十月末的時候,北方的天氣已經很冷了,也下了好幾場雪,地面上的積雪因為行人來回行走,變得十分堅硬光滑,稍不留神就要摔跤。這天方靖文像往常一樣,在姜爺的綢緞鋪子里打算盤,自從明白了自己對齊多寶是抱著什麼樣的心思之後,方靖文就很少在白天去看她了,他把更多的時間用在了姜爺的鋪子里,沒什麼事的時候也不再吆五喝六呼朋引伴地出去胡鬧,他開始正正經經地跟掌櫃的學做生意。可惜的是,姜爺的這個綢緞鋪子不過是個障眼法,他真正做的生意都是些不能擺在台面上說的東西,為了掩人耳目,就連鋪子里的賬目都是兩份。姜爺曾經在把明賬交到方靖文手上的時候,透露出一點讓他跟著自己的賬房先生管暗賬的意思,不過被方靖文拒絕了,他雖然迫切的想要出人頭地,但是還沒到不擇手段的地步,這些東西只要沾上一點,只怕將來就是滿門抄斬的下場了。

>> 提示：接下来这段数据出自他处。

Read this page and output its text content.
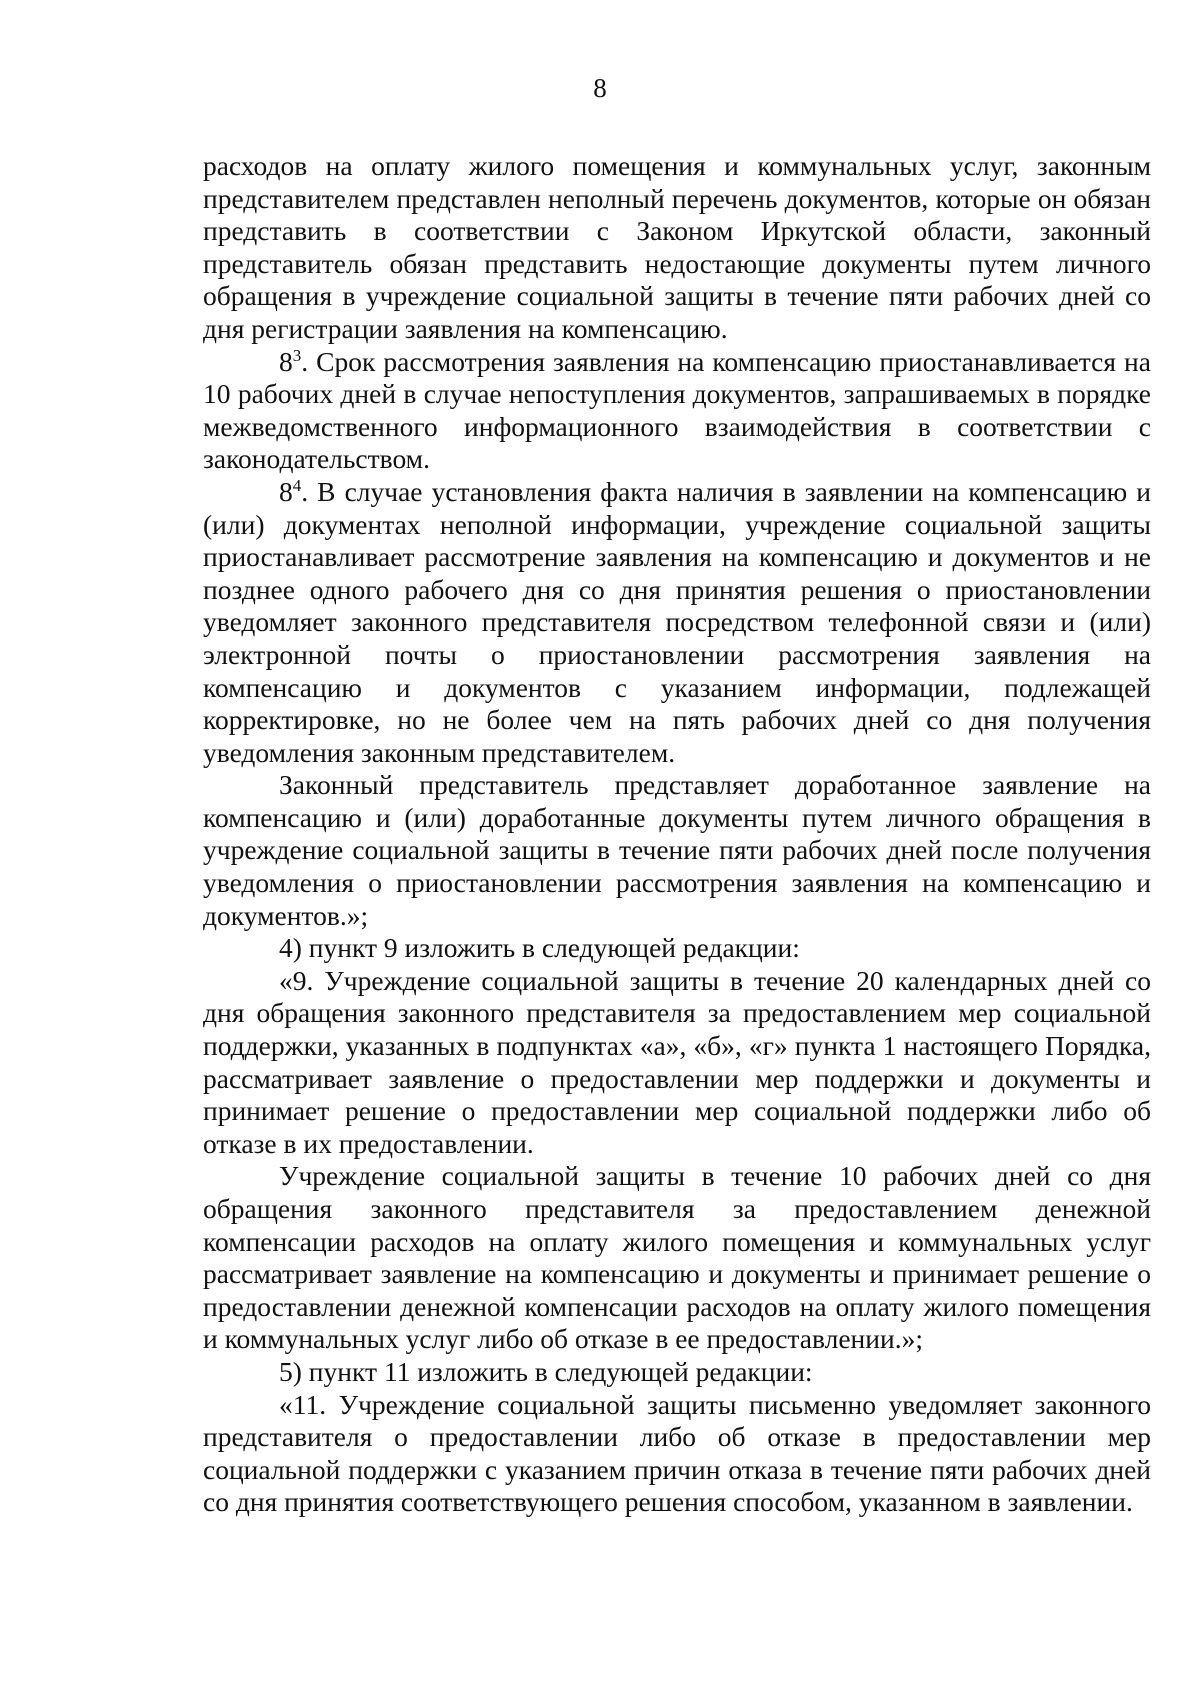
8

расходов на оплату жилого помещения и коммунальных услуг, законным представителем представлен неполный перечень документов, которые он обязан представить в соответствии с Законом Иркутской области, законный представитель обязан представить недостающие документы путем личного обращения в учреждение социальной защиты в течение пяти рабочих дней со дня регистрации заявления на компенсацию.

$8^3$. Срок рассмотрения заявления на компенсацию приостанавливается на 10 рабочих дней в случае непоступления документов, запрашиваемых в порядке межведомственного информационного взаимодействия в соответствии с законодательством.

$8^4$. В случае установления факта наличия в заявлении на компенсацию и (или) документах неполной информации, учреждение социальной защиты приостанавливает рассмотрение заявления на компенсацию и документов и не позднее одного рабочего дня со дня принятия решения о приостановлении уведомляет законного представителя посредством телефонной связи и (или) электронной почты о приостановлении рассмотрения заявления на компенсацию и документов с указанием информации, подлежащей корректировке, но не более чем на пять рабочих дней со дня получения уведомления законным представителем.

Законный представитель представляет доработанное заявление на компенсацию и (или) доработанные документы путем личного обращения в учреждение социальной защиты в течение пяти рабочих дней после получения уведомления о приостановлении рассмотрения заявления на компенсацию и документов.»;

4) пункт 9 изложить в следующей редакции:

«9. Учреждение социальной защиты в течение 20 календарных дней со дня обращения законного представителя за предоставлением мер социальной поддержки, указанных в подпунктах «а», «б», «г» пункта 1 настоящего Порядка, рассматривает заявление о предоставлении мер поддержки и документы и принимает решение о предоставлении мер социальной поддержки либо об отказе в их предоставлении.

Учреждение социальной защиты в течение 10 рабочих дней со дня обращения законного представителя за предоставлением денежной компенсации расходов на оплату жилого помещения и коммунальных услуг рассматривает заявление на компенсацию и документы и принимает решение о предоставлении денежной компенсации расходов на оплату жилого помещения и коммунальных услуг либо об отказе в ее предоставлении.»;

5) пункт 11 изложить в следующей редакции:

«11. Учреждение социальной защиты письменно уведомляет законного представителя о предоставлении либо об отказе в предоставлении мер социальной поддержки с указанием причин отказа в течение пяти рабочих дней со дня принятия соответствующего решения способом, указанном в заявлении.
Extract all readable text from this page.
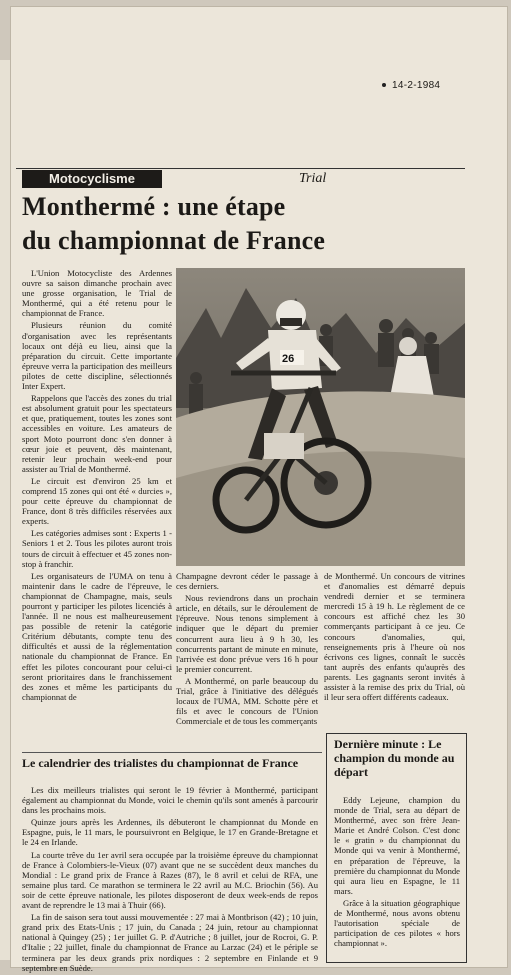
14-2-1984
Motocyclisme	Trial
Monthermé : une étape
du championnat de France

L'Union Motocycliste des Ardennes ouvre sa saison dimanche prochain avec une grosse organisation, le Trial de Monthermé, qui a été retenu pour le championnat de France.

Plusieurs réunion du comité d'organisation avec les représentants locaux ont déjà eu lieu, ainsi que la préparation du circuit. Cette importante épreuve verra la participation des meilleurs pilotes de cette discipline, sélectionnés Inter Expert.

Rappelons que l'accès des zones du trial est absolument gratuit pour les spectateurs et que, pratiquement, toutes les zones sont accessibles en voiture. Les amateurs de sport Moto pourront donc s'en donner à cœur joie et peuvent, dès maintenant, retenir leur prochain week-end pour assister au Trial de Monthermé.

Le circuit est d'environ 25 km et comprend 15 zones qui ont été « durcies », pour cette épreuve du championnat de France, dont 8 très difficiles réservées aux experts.

Les catégories admises sont : Experts 1 - Seniors 1 et 2. Tous les pilotes auront trois tours de circuit à effectuer et 45 zones non-stop à franchir.

Les organisateurs de l'UMA on tenu à maintenir dans le cadre de l'épreuve, le championnat de Champagne, mais, seuls pourront y participer les pilotes licenciés à l'année. Il ne nous est malheureusement pas possible de retenir la catégorie Critérium débutants, compte tenu des difficultés et aussi de la réglementation nationale du championnat de France. En effet les pilotes concourant pour celui-ci seront prioritaires dans le franchissement des zones et même les participants du championnat de

26

Champagne devront céder le passage à ces derniers.

Nous reviendrons dans un prochain article, en détails, sur le déroulement de l'épreuve. Nous tenons simplement à indiquer que le départ du premier concurrent aura lieu à 9 h 30, les concurrents partant de minute en minute, l'arrivée est donc prévue vers 16 h pour le premier concurrent.

A Monthermé, on parle beaucoup du Trial, grâce à l'initiative des délégués locaux de l'UMA, MM. Schotte père et fils et avec le concours de l'Union Commerciale et de tous les commerçants

de Monthermé. Un concours de vitrines et d'anomalies est démarré depuis vendredi dernier et se terminera mercredi 15 à 19 h. Le règlement de ce concours est affiché chez les 30 commerçants participant à ce jeu. Ce concours d'anomalies, qui, renseignements pris à l'heure où nos écrivons ces lignes, connaît le succès tant auprès des enfants qu'auprès des parents. Les gagnants seront invités à assister à la remise des prix du Trial, où il leur sera offert différents cadeaux.

Le calendrier des trialistes du championnat de France

Les dix meilleurs trialistes qui seront le 19 février à Monthermé, participant également au championnat du Monde, voici le chemin qu'ils sont amenés à parcourir dans les prochains mois.

Quinze jours après les Ardennes, ils débuteront le championnat du Monde en Espagne, puis, le 11 mars, le poursuivront en Belgique, le 17 en Grande-Bretagne et le 24 en Irlande.

La courte trêve du 1er avril sera occupée par la troisième épreuve du championnat de France à Colombiers-le-Vieux (07) avant que ne se succèdent deux manches du Mondial : Le grand prix de France à Razes (87), le 8 avril et celui de RFA, une semaine plus tard. Ce marathon se terminera le 22 avril au M.C. Briochin (56). Au soir de cette épreuve nationale, les pilotes disposeront de deux week-ends de repos avant de reprendre le 13 mai à Thuir (66).

La fin de saison sera tout aussi mouvementée : 27 mai à Montbrison (42) ; 10 juin, grand prix des Etats-Unis ; 17 juin, du Canada ; 24 juin, retour au championnat national à Quingey (25) ; 1er juillet G. P. d'Autriche ; 8 juillet, jour de Rocroi, G. P. d'Italie ; 22 juillet, finale du championnat de France au Larzac (24) et le périple se terminera par les deux grands prix nordiques : 2 septembre en Finlande et 9 septembre en Suède.

Dernière minute : Le champion du monde au départ

Eddy Lejeune, champion du monde de Trial, sera au départ de Monthermé, avec son frère Jean-Marie et André Colson. C'est donc le « gratin » du championnat du Monde qui va venir à Monthermé, en préparation de l'épreuve, la première du championnat du Monde qui aura lieu en Espagne, le 11 mars.

Grâce à la situation géographique de Monthermé, nous avons obtenu l'autorisation spéciale de participation de ces pilotes « hors championnat ».
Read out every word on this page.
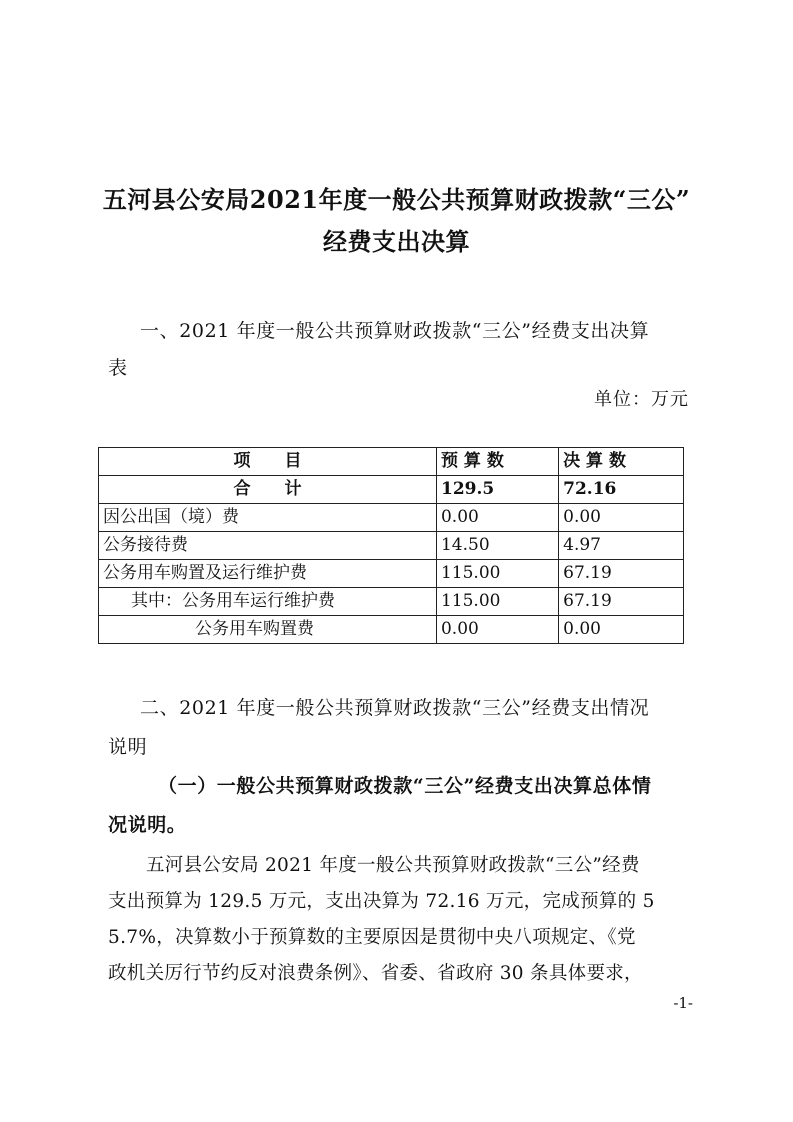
五河县公安局2021年度一般公共预算财政拨款“三公”
经费支出决算
一、2021 年度一般公共预算财政拨款“三公”经费支出决算
表
单位：万元
项　　目	预 算 数	决 算 数
合　　计	129.5	72.16
因公出国（境）费	0.00	0.00
公务接待费	14.50	4.97
公务用车购置及运行维护费	115.00	67.19
其中：公务用车运行维护费	115.00	67.19
公务用车购置费	0.00	0.00
二、2021 年度一般公共预算财政拨款“三公”经费支出情况
说明
（一）一般公共预算财政拨款“三公”经费支出决算总体情
况说明。
五河县公安局 2021 年度一般公共预算财政拨款“三公”经费
支出预算为 129.5 万元，支出决算为 72.16 万元，完成预算的 5
5.7%，决算数小于预算数的主要原因是贯彻中央八项规定、《党
政机关厉行节约反对浪费条例》、省委、省政府 30 条具体要求，
-1-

綢緞鋪子的掌櫃的能教給方靖文的實在不多,因為他本就不是做這個的,被安排在鋪子里,不過是因為姜爺十分信任他,鋪子後頭的地窖里放著的許多暗貨,都是經了他的手的,他在這里什麼也不用管,鋪子里是否有生意也不必操心,只要看好了貨就行。方靖文也不敢問的太仔細,生怕這掌櫃的說出什麼辛密,把自己拖下水,所以他只能自己一步一步的模索著來。不過好在雖然不過是個障眼法,但是姜爺也怕做的不像惹人懷疑,所以每月撥給鋪子用來進貨的錢還是很多的,方靖文先是各個綢緞鋪子轉一轉,看看哪種料子賣的好,然後用姜爺撥下來的錢進些時興的料子,再把往年壓下的貨降了價,慢慢的都處理出去,騰出空間給新進來的樣子。這麼慢慢的做了兩個月,有一天姜爺再給鋪子撥錢的時候發現,這個一直在賠錢的障眼法,居然頭一次不賠錢不說,還賺了二十兩銀子。
姜爺馬上就把綢緞鋪子的掌櫃叫回來問了問,得知是方靖文的手段後,點點頭道︰「我就說,我絕對沒有看錯人,這孩子若是能留下來,必定是輔佐鴻兒的不二人選,那我也就不用怕鴻兒將來會坐不穩這位子了。」那掌櫃的胖胖的手指敲了敲桌面,一雙精光四射的小眼楮眯起來道︰「這孩子周全圓滑,又機靈肯干,只是野心太大,我怕他不甘于屈居人後啊。」姜爺慢慢的轉了轉手里的玉球,鷹一樣的眼楮掃了一眼掌櫃的,法令紋深刻的臉上露出一個陰狠的笑來,他輕聲道︰「在這銅山縣一畝三分地上,還沒有我姜老三拿捏不了的人!不管他甘心不甘心,在我這,是龍他得給我盤著,是虎他得給我臥著。就是有一天我死了,我也有的是法子讓他不敢生出一點二心來。」掌櫃的被他那一眼掃過,只覺得好像有小刀片在刷刷地割著肉似的,當時低下頭,一句多余的話也不敢說了。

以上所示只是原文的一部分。